We've spent years on convergence, cramming more and more functions into a little oblong of glass, metal and plastic.
From calls to camera, satnav to shopping, your smartphone is a networked computing powerhouse. Now it has hit critical mass.
The technical limitations that forced the first phone designers to pack everything into a candy bar format are being overcome. We can wirelessly link multiple devices at broadband speeds. We don't need screen, keyboard, microphone and speaker to be in the same package. Slowly, batteries are improving, enabling tiny, wireless devices with multi-day battery life.
If we can break these devices out around our body, we will. Because it makes sense. The best place for a screen is not in your pocket, it's near your eyes. The best place for a microphone is near your mouth; headphones in your ears. Controls? Where your fingers can easily reach them.
It's not that we won't have a phone. It's that it will stay in our pockets more and more, while we interact with it via devices that are more conveniently shaped and sited. The phone becomes a glorified personal hotspot; capable of more but rarely being used to its full capacity.
Ten years ago geeks like me were talking about this. We called it the 'Personal Area Network'. It didn't work then because the accessories were rubbish, the batteries crap and the phones dumb. The closest we got was Bluetooth headsets that made us all look like we were at sci-fi convention.
Things have changed. At this year's IFA the two words I heard most often were 'colours' and 'chamfers'. Audio giant Harman, parent of JBL and AKG, led its press conference not with watts and features but with a lecture on its approach to design.
Even Samsung, king of the Top Trumps spec sheet, spent a long time talking about the design philosophy behind its Galaxy Gear smart watch. And Apple? Well, Apple has been design-led for a very long time – just look at the status afforded to Jony Ive in the business.
The new generation of wearable accessories will be designed with more attention to fashion than feature count. It doesn't matter if they don't do a lot as long as they do it well and do it beautifully.

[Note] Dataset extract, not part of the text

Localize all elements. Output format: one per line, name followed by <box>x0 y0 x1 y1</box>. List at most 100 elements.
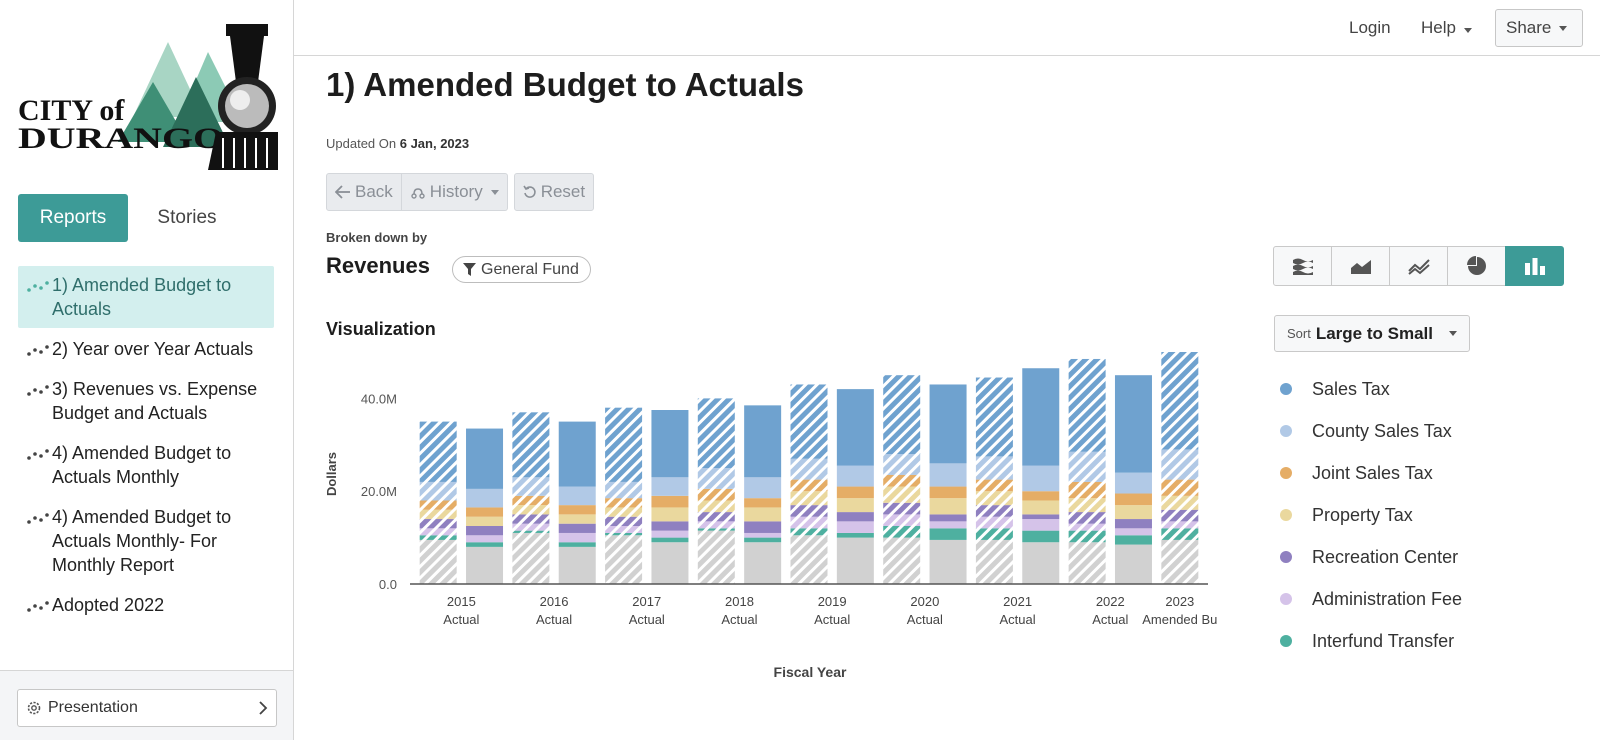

Batteries remain an issue for now. But we're getting there. Silicon electrodes and graphene-based materials are being introduced to Lithium Ion batteries, increasing both output and capacity for a given size and weight.
Week-long charges for smartphones are a matter of time. Meanwhile low-energy standards like Bluetooth LE are slashing the demands that remote gadgets place on battery life.
We can now make accessories that don’t need charging that often, and with wireless charging we'll be able to do away with fiddly micro-USB cables before long.
The Electric Wardrobe
Imagine this: you get up in the morning ten years from now. Freshly showered you turn to your wardrobe. Inside your clothes and accessories have been busily, but invisibly, charging overnight.
You pull on an outfit and a pair of shoes. Each syncs to the smartphone/hub on your bedside table: pedometer in the shoes, control surface in the jacket cuff, display, mic and skull-speakers in the glasses, heart rate and temperature monitor in the t-shirt. There’s no pairing, plugging or tapping. Disparate components seamlessly become part of the same network.
You pop the phone in your pocket, and it stays there. All day long.